Montréal, le 28 novembre 2016 – Le Regroupement des comités logement et associations de locataires du Québec (RCLALQ) réagit au rapport sur le marché locatif de la Société canadienne d’hypothèques et de logement (SCHL) afin de rappeler la difficulté croissante des ménages locataires à accéder à un logement en bon état et qui respectent leur capacité financière. « Il ne faut pas se réjouir trop vite des taux d’inoccupation en hausse, car les loyers augmentent beaucoup plus vite que les revenus et les ménages locataires doivent couper dans leurs besoins de base pour payer le loyer. Cette hausse est d’autant plus marquée cette année pour les grands logements » plaide Maxime Roy-Allard, porte-parole du RCLALQ. Le RCLALQ rappelle qu’il revendique l’instauration d’un contrôle des loyers universel et obligatoire et qu’il est du ressort du ministre responsable de l’habitation, Martin Coiteux, de protéger les locataires face aux hausses de loyer abusives.
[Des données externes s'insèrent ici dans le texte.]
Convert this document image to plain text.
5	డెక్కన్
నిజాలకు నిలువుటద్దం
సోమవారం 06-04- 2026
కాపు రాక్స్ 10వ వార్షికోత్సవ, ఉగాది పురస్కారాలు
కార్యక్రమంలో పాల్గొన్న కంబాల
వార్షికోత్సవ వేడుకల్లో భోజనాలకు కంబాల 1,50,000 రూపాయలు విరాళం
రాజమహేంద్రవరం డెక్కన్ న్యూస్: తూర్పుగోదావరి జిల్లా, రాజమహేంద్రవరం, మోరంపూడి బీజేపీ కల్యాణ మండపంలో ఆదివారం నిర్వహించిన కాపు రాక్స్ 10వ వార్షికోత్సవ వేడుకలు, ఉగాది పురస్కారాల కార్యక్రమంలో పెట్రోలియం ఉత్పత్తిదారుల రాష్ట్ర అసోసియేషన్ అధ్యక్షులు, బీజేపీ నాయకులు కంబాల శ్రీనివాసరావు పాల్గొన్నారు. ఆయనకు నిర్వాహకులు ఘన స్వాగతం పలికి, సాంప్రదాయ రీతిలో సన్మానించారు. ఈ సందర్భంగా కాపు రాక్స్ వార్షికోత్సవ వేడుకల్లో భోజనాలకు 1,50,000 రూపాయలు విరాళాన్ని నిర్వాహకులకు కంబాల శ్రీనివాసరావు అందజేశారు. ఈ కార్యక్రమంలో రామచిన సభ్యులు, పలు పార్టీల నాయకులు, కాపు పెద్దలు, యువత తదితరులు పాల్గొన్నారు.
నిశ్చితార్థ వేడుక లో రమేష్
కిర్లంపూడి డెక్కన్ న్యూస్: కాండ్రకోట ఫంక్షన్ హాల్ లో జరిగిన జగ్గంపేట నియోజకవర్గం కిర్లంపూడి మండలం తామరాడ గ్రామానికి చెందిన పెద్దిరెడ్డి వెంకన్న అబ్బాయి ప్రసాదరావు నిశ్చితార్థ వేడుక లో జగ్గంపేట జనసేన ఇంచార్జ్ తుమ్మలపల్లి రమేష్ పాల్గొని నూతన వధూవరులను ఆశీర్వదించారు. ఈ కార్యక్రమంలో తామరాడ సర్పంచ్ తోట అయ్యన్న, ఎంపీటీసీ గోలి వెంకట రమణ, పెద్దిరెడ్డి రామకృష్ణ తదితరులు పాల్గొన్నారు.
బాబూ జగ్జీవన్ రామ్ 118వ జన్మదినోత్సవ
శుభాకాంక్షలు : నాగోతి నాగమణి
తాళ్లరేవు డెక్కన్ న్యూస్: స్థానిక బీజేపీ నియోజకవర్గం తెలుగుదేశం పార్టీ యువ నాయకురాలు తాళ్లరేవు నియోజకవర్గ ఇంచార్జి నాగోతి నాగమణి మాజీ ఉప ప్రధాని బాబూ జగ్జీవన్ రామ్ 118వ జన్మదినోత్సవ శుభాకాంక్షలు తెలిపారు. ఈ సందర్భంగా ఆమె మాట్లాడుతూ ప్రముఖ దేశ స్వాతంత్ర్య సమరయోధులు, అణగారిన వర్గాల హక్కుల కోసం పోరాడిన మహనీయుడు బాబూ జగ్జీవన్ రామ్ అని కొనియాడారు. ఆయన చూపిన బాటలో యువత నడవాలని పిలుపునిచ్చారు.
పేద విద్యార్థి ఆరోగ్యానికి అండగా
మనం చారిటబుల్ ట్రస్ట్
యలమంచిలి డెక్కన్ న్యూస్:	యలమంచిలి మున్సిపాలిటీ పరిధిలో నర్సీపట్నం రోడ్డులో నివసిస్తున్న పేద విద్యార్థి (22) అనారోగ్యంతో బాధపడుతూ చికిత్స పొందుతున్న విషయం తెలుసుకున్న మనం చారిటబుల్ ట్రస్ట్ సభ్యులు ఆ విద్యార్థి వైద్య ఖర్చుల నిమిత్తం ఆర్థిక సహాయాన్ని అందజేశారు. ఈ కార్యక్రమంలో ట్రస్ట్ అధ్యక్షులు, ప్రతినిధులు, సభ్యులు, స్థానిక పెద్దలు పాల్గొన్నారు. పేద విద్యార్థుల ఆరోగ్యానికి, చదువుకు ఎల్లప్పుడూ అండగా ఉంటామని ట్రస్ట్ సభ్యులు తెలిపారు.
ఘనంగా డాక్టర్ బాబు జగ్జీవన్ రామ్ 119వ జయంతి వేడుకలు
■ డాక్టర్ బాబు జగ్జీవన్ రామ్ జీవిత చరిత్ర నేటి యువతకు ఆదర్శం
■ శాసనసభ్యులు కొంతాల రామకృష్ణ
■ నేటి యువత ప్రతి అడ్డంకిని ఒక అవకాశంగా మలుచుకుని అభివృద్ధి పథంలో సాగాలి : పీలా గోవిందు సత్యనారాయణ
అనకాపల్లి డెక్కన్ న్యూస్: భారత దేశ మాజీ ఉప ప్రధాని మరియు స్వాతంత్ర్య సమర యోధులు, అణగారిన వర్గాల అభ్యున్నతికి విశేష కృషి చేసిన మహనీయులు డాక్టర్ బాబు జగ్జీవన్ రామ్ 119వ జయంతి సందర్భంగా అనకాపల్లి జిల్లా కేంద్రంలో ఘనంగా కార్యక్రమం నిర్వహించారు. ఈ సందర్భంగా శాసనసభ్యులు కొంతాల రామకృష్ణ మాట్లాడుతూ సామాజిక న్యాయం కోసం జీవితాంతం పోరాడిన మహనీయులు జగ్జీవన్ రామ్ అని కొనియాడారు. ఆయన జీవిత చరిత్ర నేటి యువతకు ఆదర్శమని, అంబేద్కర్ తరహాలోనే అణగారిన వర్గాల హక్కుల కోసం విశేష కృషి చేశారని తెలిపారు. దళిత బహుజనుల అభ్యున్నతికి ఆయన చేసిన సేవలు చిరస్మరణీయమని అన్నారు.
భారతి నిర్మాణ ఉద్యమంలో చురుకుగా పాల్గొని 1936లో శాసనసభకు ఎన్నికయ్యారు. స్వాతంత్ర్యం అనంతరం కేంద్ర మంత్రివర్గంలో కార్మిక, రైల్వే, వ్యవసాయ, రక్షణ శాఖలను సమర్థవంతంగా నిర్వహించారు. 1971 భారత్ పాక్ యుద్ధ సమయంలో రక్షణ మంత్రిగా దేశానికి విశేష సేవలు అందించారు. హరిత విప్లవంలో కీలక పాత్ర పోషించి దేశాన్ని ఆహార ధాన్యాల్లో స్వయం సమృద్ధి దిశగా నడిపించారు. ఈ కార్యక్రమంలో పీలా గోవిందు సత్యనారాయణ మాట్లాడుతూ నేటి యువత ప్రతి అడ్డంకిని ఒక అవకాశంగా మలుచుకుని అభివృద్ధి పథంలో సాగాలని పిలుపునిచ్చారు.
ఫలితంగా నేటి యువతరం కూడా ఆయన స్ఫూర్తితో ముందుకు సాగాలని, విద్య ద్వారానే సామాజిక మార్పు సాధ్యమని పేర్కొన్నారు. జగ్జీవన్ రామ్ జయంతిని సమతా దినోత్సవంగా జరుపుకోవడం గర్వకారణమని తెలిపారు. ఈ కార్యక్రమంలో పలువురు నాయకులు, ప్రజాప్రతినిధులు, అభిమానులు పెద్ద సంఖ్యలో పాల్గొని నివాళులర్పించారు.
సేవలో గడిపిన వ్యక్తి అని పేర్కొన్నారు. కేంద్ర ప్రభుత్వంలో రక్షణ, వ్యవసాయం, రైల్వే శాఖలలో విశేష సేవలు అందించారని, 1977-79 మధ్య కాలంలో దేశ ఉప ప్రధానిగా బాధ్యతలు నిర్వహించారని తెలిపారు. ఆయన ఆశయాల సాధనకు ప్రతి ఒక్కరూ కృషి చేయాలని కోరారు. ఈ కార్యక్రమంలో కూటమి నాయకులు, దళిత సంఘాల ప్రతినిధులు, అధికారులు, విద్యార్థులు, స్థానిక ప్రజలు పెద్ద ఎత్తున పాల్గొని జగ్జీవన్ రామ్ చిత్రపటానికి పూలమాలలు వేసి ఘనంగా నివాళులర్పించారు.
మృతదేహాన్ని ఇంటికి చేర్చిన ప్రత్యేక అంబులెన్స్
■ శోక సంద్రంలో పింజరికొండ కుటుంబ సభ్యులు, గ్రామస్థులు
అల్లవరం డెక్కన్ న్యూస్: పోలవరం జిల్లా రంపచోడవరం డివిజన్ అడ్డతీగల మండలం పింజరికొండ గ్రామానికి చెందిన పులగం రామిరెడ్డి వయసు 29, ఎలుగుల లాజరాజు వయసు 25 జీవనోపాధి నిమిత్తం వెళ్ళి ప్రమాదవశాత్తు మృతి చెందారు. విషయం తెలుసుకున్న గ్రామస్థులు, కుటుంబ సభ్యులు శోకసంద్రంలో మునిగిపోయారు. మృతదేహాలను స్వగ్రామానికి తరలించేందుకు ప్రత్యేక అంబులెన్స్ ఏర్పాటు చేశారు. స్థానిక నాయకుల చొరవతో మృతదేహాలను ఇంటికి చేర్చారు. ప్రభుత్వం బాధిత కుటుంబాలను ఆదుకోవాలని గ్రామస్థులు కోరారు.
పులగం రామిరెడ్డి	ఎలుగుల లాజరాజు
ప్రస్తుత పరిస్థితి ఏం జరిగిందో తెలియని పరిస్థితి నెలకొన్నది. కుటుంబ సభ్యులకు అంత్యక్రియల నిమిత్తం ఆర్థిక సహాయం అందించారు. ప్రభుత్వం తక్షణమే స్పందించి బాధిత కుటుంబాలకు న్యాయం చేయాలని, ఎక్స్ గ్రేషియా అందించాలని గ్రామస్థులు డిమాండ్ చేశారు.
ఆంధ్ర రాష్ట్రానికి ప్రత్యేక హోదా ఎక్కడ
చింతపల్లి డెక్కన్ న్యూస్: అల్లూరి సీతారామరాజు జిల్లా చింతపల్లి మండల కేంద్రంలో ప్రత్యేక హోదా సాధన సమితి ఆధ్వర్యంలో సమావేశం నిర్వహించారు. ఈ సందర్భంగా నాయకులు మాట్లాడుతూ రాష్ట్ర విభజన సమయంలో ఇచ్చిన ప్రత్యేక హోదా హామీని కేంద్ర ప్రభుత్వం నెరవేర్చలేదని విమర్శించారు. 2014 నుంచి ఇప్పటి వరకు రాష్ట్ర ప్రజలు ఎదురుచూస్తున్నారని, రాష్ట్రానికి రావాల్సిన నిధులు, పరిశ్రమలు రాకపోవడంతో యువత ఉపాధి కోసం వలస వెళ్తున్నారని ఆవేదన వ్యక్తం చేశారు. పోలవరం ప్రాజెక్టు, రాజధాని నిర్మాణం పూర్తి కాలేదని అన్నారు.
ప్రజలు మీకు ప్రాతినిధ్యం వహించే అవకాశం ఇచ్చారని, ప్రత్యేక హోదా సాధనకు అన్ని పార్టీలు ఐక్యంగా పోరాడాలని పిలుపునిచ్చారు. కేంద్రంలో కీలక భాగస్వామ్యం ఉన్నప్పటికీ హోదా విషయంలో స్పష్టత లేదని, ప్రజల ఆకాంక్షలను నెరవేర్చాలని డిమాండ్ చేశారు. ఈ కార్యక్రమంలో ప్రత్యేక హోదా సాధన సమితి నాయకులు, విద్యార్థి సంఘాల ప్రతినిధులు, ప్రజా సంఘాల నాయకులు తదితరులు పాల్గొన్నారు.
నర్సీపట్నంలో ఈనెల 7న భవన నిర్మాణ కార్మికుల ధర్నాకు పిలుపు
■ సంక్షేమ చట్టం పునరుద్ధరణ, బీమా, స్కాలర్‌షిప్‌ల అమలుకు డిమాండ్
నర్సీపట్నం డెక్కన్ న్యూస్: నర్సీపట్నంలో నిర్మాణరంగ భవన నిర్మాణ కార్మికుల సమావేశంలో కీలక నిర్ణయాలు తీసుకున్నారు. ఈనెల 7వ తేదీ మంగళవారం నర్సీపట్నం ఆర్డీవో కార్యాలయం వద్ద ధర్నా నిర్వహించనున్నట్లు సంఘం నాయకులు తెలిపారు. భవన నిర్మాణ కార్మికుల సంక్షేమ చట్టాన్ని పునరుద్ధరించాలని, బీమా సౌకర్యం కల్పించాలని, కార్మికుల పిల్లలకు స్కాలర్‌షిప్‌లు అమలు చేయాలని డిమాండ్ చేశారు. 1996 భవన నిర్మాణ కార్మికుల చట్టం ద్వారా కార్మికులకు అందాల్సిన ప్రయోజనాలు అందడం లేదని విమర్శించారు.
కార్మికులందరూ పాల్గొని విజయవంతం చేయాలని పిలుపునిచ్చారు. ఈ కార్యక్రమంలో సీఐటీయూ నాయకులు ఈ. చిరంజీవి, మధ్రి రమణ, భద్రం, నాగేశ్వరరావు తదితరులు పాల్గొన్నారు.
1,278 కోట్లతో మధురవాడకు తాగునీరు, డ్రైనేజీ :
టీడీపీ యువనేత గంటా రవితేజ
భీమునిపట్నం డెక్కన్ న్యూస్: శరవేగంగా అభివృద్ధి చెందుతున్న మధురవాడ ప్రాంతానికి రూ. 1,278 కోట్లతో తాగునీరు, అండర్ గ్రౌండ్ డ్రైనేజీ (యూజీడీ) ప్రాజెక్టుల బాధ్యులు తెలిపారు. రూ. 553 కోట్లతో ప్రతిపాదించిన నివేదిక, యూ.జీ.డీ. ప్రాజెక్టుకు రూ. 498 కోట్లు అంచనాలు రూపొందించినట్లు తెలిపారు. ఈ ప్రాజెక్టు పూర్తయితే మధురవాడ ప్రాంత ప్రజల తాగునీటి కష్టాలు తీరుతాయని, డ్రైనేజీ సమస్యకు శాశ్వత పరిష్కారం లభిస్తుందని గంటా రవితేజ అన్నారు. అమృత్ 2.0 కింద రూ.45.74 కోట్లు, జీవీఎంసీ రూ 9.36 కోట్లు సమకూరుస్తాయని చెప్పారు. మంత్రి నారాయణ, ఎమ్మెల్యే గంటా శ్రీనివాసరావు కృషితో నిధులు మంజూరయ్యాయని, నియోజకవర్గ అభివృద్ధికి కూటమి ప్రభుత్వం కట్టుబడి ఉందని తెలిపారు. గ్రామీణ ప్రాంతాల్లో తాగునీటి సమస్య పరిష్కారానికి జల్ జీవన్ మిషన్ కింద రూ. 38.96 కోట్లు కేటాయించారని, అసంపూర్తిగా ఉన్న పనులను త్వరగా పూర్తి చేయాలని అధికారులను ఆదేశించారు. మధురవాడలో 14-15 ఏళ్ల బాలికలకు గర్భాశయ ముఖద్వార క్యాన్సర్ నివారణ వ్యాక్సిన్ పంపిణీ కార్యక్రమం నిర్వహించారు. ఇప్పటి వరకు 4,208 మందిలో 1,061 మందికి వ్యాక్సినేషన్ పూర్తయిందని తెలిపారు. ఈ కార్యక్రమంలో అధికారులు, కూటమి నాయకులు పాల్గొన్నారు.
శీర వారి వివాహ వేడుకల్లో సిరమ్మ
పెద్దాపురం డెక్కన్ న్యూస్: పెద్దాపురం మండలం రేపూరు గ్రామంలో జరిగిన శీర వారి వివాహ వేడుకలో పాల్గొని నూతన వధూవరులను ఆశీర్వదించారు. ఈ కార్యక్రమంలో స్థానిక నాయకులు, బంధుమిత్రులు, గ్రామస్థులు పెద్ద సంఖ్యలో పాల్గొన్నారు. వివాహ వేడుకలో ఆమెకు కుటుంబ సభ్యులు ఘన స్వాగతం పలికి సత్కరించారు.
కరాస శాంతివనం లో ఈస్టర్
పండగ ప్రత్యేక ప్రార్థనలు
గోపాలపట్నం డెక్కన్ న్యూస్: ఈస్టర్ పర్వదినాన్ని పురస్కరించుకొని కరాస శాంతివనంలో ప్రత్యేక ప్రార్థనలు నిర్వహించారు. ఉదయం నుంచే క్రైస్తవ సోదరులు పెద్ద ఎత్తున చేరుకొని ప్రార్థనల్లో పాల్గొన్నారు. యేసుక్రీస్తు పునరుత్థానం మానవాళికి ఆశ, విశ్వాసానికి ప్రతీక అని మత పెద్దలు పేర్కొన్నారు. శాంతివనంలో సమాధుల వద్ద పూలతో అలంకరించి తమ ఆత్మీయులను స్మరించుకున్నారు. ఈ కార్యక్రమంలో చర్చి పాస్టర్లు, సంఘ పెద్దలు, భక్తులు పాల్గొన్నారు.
Taux d’effort et appauvrissement des ménages locataires

Pour l’ensemble du parc de logements locatifs du Québec, le taux d’inoccupation, à 4,4%, demeure pratiquement inchangé comparativement à l’an dernier. « Ce serait une bonne nouvelle si les loyers demeuraient bas, or c’est loin d’être le cas » souligne M. Roy-Allard. Le RCLALQ rappelle que les logements de 2 chambres à coucher sont en hausse partout au Québec. En effet, on note une augmentation de 46% entre 2001 et 2016. « Année après année, les hausses de loyer sont supérieures aux taux d’ajustement de la Régie du logement et accentuent la précarité des ménages locataires », indique M. Roy-Allard.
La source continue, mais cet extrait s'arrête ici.